Matrix Gallery at Wadsworth Atheneum

The Matrix Gallery is a section of the Wadsworth Atheneum which has provocative shows for the region it serves, although its choices are fairly New York establishment. What was interesting about this particular show was the presentation of two artists, and two artists whose art is obviously so different. John Baldessari’s photographs were chosen to point up his interest in color. Some of the newer sequences were shown at the Whitney Biennial; others were more than five years old. Color is a feature of his work that most people have not discussed, except to call it “sumptuous,” which doesn’t say a whole lot. Baldessari uses color in two distinct ways, although they happen to coincide every now and then. One: color is a property of a thing, and is never an abstraction. Two: the photographic process can make color ambiguous—the color we see is not necessarily the color of the thing. A corollary to the first is that sometimes one cannot be systematic about color if it must be shown to be an attribute of real objects (the blue pear in Structure by Color). Further, color is just a property which goes along with the object; it cannot be made to “express” emotion, or bring the viewer to some emotional response (Pathetic Fallacy Series, where “peach” cannot elicit a response of “stoicism”). The Car Color Series (Volvo, dirty and polished) lays the ambiguity right at our feet: the color of a thing (car) is presented out of context (in close-up); while unseen processes change the color and surface from one shot to the next. Needless to say, Baldessari continues to bring things off with considerable panache. No surprise there.

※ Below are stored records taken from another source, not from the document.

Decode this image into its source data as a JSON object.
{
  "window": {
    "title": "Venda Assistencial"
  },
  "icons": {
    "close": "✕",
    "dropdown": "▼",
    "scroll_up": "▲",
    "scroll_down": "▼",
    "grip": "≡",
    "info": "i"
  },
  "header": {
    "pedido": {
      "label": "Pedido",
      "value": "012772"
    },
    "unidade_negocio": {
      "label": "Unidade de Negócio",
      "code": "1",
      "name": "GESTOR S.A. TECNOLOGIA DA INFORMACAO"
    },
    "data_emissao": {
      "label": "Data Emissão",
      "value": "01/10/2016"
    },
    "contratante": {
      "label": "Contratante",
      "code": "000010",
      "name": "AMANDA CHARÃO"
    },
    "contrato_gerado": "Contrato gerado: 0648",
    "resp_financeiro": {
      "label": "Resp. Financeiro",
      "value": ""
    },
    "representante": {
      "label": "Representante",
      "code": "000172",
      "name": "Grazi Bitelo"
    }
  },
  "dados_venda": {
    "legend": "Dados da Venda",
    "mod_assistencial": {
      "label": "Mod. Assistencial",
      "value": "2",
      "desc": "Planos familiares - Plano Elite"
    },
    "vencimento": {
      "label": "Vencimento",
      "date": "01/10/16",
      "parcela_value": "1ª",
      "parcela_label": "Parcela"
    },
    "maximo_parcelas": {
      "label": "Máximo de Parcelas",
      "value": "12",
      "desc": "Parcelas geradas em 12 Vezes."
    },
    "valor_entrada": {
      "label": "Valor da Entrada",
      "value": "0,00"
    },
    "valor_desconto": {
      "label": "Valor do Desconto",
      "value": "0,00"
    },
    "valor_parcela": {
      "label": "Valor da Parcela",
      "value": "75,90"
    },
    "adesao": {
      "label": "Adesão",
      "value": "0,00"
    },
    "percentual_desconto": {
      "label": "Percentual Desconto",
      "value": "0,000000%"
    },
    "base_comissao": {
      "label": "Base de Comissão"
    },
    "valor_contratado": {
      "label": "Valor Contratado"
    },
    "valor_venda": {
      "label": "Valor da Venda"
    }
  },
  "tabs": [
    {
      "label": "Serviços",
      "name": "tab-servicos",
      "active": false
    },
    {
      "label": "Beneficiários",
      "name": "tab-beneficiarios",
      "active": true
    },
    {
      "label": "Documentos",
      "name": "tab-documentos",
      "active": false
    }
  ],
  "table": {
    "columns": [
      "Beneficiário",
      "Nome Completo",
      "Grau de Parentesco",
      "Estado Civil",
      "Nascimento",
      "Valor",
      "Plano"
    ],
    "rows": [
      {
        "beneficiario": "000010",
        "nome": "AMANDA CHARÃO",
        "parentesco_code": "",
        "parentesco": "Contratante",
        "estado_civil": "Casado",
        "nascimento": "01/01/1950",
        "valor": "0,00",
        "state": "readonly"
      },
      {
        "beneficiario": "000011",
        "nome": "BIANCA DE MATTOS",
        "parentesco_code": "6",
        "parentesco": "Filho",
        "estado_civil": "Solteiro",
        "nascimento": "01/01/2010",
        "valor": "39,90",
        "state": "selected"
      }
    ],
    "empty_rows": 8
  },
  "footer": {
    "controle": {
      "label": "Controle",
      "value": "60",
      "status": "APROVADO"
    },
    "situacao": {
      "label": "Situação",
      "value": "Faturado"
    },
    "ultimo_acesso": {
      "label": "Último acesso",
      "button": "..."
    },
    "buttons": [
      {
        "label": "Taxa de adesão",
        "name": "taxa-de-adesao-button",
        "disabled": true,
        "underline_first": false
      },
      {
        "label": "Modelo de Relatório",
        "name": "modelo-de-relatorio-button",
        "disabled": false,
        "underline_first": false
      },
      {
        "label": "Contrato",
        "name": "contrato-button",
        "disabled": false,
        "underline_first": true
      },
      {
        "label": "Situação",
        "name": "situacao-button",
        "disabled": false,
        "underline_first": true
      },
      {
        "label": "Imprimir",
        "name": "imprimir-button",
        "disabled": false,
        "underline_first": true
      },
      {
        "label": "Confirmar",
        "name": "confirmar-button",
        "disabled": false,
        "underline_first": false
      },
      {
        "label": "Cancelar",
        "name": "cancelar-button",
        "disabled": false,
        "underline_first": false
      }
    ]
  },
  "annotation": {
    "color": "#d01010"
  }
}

Daniel Buren was no surprise either, except that he seems never to tire of doing the same old thing. You can look at Baldessaris again and again, but Buren wears thin. A lengthy description of what Buren was trying to do takes more time than viewing the “work.” What he was trying to do, he says, is “thrust the viewer into a dialogue with museum spaces.” That is stretching the meaning of “dialogue,” or thinking that spaces can talk. But really, what he’s doing is calling our attention to something. He surrounds a number of spaces or paintings with his striped cloths. The best parts were the undone sections of cloth which fell off the wall into/onto a Rauschenberg; and those which “framed” two very large tapestries, both of a revolutionary American nature. What I still can’t figure out is: why striped cloth? Why black and white striped cloth? Why that width?

So we have two very different spirits. Buren even frames one of Baldessari’s sequences. I doubt if any viewer takes Buren seriously, since one only thinks about framing and the sequences of paintings in a museum for a very short time until consciousness sets in and one realizes it’s virtually a priori—someone’s got to arrange the stuff. It is fact, like pointing, a tautology. Buren’s frames become objects, just Art, too. They intrude or recede irrespective of whether we give them any thought as ideas.

Baldessari is the opposite: no point can be made without the photographs. They are not about museum space per se, but include the contemplation of spaces which can be any space (Baldessari uses the artist’s studio). Further, he gives the consequences of real sequence: he draws us outside the museum to other spaces and frames his photographs with the ironies of successive perception. Buren’s heavy-handedness can’t compete with Baldessari’s carefully thought-out, but fanned-out meanings; Buren frames his own works as he frames others. It’s as if he didn’t know the meaning of English slang “frame.” If an artist is going to point, I’d rather it be at a blue pear than at the floor of the Wadsworth Atheneum.